L’habitabilité : ce bien commun qui s’effrite

L’habitabilité d’une commune littorale comme Saint-Mandrier-sur-Mer, c’est bien plus qu’un simple toit sur la tête. C’est la capacité du territoire à offrir à tous, résidents permanents, familles, jeunes, seniors, un cadre de vie équilibré, durable et agréable : des infrastructures qui suivent le rythme, une qualité de l’air et de l’eau, des espaces naturels préservés, des plages vivantes et accessibles, et cette sensation unique d’être au bord de la mer sans en subir les excès touristiques.

C’est aussi la résilience face au changement climatique : un littoral qui se défend naturellement, des sols qui absorbent l’eau, une biodiversité qui reste riche.

Var Matin 19911005 Urbanisation de la presqu'ile

Tribune libre de Var-Matin du 5 octobre 1991 sous le titre « urbanisation de la presqu’ile » où le maire et son équipe de l’époque développaient la même propagande sur les logements indisponibles pour des « familles bien de chez nous » pour justifier des projets d’urbanisation…. Il y a 35 ans, il faudrait arrêter de se moquer des Mandréennes et mandréens !

Malheureusement, depuis plusieurs décennies, cette habitabilité se dégrade sous nos yeux, à un rythme accéléré des nouvelles constructions durant ce dernier mandat.

Le béton avance, la qualité de vie recule

Le nombre de résidences secondaires dépasse désormais celui des résidences principales. Chaque nouveau programme immobilier, souvent justifié par « le besoin de logements sociaux », renforce en réalité une logique spéculative : des biens occupés quelques semaines par an, qui font grimper les prix et rendent l’accès au logement de plus en plus difficile pour ceux qui vivent ici à l’année et le pourcentage de logements sociaux qui reste lui immuablement à 7%, à moins d’un tiers bien en-dessous de celui requis par la loi.

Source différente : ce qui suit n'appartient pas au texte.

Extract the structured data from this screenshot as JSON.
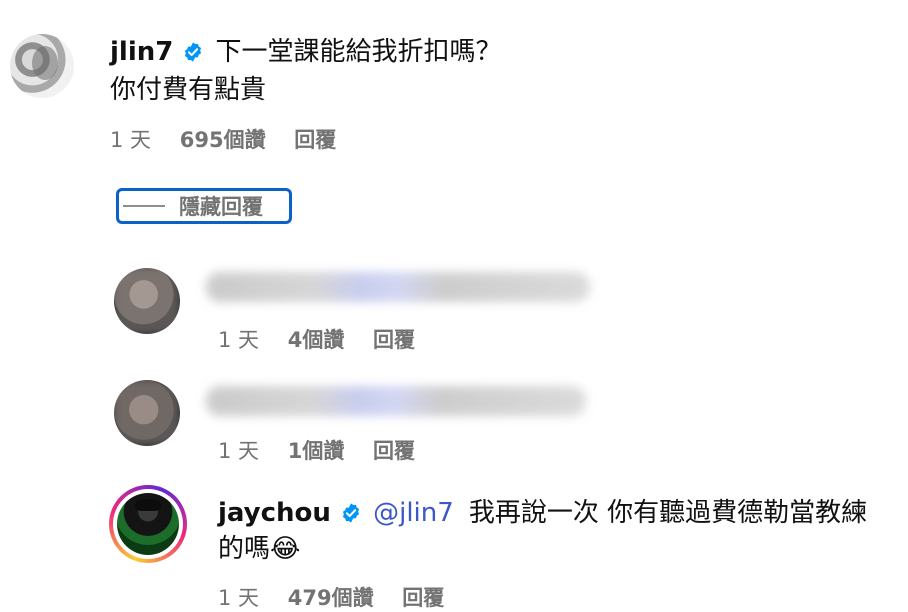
{
  "comments": [
    {
      "username": "jlin7",
      "verified": true,
      "text_line1": "下一堂課能給我折扣嗎？",
      "text_line2": "你付費有點貴",
      "time": "1 天",
      "likes": "695個讚",
      "reply": "回覆"
    },
    {
      "username": "jaychou",
      "verified": true,
      "mention": "@jlin7",
      "text_line1": "我再說一次 你有聽過費德勒當教練",
      "text_line2": "的嗎😂",
      "time": "1 天",
      "likes": "479個讚",
      "reply": "回覆"
    }
  ],
  "hide_replies": "隱藏回覆",
  "redacted_replies": [
    {
      "time": "1 天",
      "likes": "4個讚",
      "reply": "回覆"
    },
    {
      "time": "1 天",
      "likes": "1個讚",
      "reply": "回覆"
    }
  ],
  "colors": {
    "verified_blue": "#0095f6",
    "mention_blue": "#3d57c9",
    "meta_gray": "#737373",
    "focus_outline": "#0a62c9"
  }
}
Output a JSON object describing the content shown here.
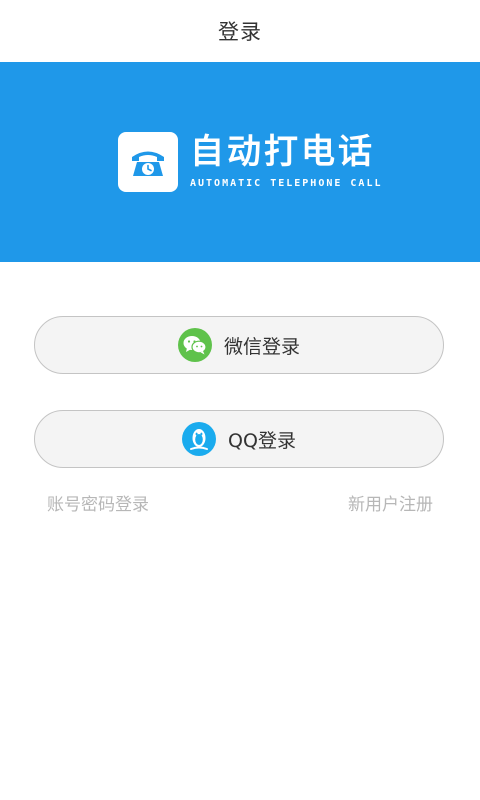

L’artificialisation des sols s’accélère. Des zones autrefois agricoles ou naturelles, comme les anciennes serres ou les terrains du Pin-Rolland, ont été classées urbanisables dans le Plan local d’urbanisme (PLU) par les élus en place depuis 30 ans, voir ce post. Le littoral côté rade est aujourd’hui presque entièrement artificialisé.

Le constat des Mandréennes et mandréens : en quelques années seulement, les espaces verts et cultivables ont fondu au profit du bitume et du béton.

Les conséquences sont concrètes :

  • Les zones communes et les infrastructures saturent. Réseaux d’assainissement et pluviaux datant des années 70, ruissellements violents lors des orages, débordements dans le port ou sur les terrains de sport… Chaque nouvelle imperméabilisation aggrave ces phénomènes.
  • La biodiversité recule. Après la quasi-totalité des terrains agricoles, les habitats naturels sont grignotés par les constructions, des espèces emblématiques menacées par la destruction de leurs milieux, terrestres comme marins.
  • Les plages se dégradent. L’érosion gagne du terrain. Les rechargements en sable répétés, s’ils donnent l’illusion d’une solution, perturbent les dynamiques naturelles, augmentent la turbidité et fragilisent les herbiers de posidonie qui protègent pourtant nos côtes

Le résultat ? Une presqu’île plus dense en période estivale, plus chaude l’été, plus vulnérable l’hiver, où la circulation devient chaotique et saturée de juin à septembre, où les eaux de baignade subissent des pollutions récurrentes depuis des années, et où le charme qui a fait la réputation de Saint-Mandrier s’émousse.

Le constat

Leur véritable bilan

Résidences secondaires

Elles dépassent désormais le nombre de résidences principales. On ne loge pas des familles, on stocke du capital vide au mieux 10 mois sur 12.

Spéculation folle

Un taux de revente atteignant 30% par an. La presqu'île devient un Monopoly géant pour agences immobilières qui se multiplient.

Réseaux saturés

Des infrastructures sanitaires vétustes et des routes qui ne peuvent plus être élargies. On construit en haut, mais les tuyaux en bas crient grâce.

Retard sanitaire

Une densification sans mise à niveau des services, préparant des décennies de crise de santé publique et de pollution.

 

Une solution existe : revoir le PLU pour sanctuariser l’essentiel

Nous ne sommes pas condamnés à ce modèle d’une urbanisation de la presqu’île jusqu’à l’absurde. Une révision ambitieuse du Plan Local d’Urbanisme peut inverser la tendance.

Il est temps de :

  • Sanctuariser définitivement les dernières zones agricoles et naturelles restantes, véritables poumons de la presqu’île.
  • Reclasser en zones agricoles ou naturelles les secteurs aujourd’hui « à urbaniser » (les fameuses zones 2AU), qui n’ont souvent d’urbanisable que le nom.
  • Prioriser la rénovation et la densification raisonnée dans les zones déjà équipées, plutôt que l’étalement.
  • Intégrer pleinement les enjeux d’érosion, de submersion et de zéro artificialisation nette, comme l’exige la loi Climat et Résilience.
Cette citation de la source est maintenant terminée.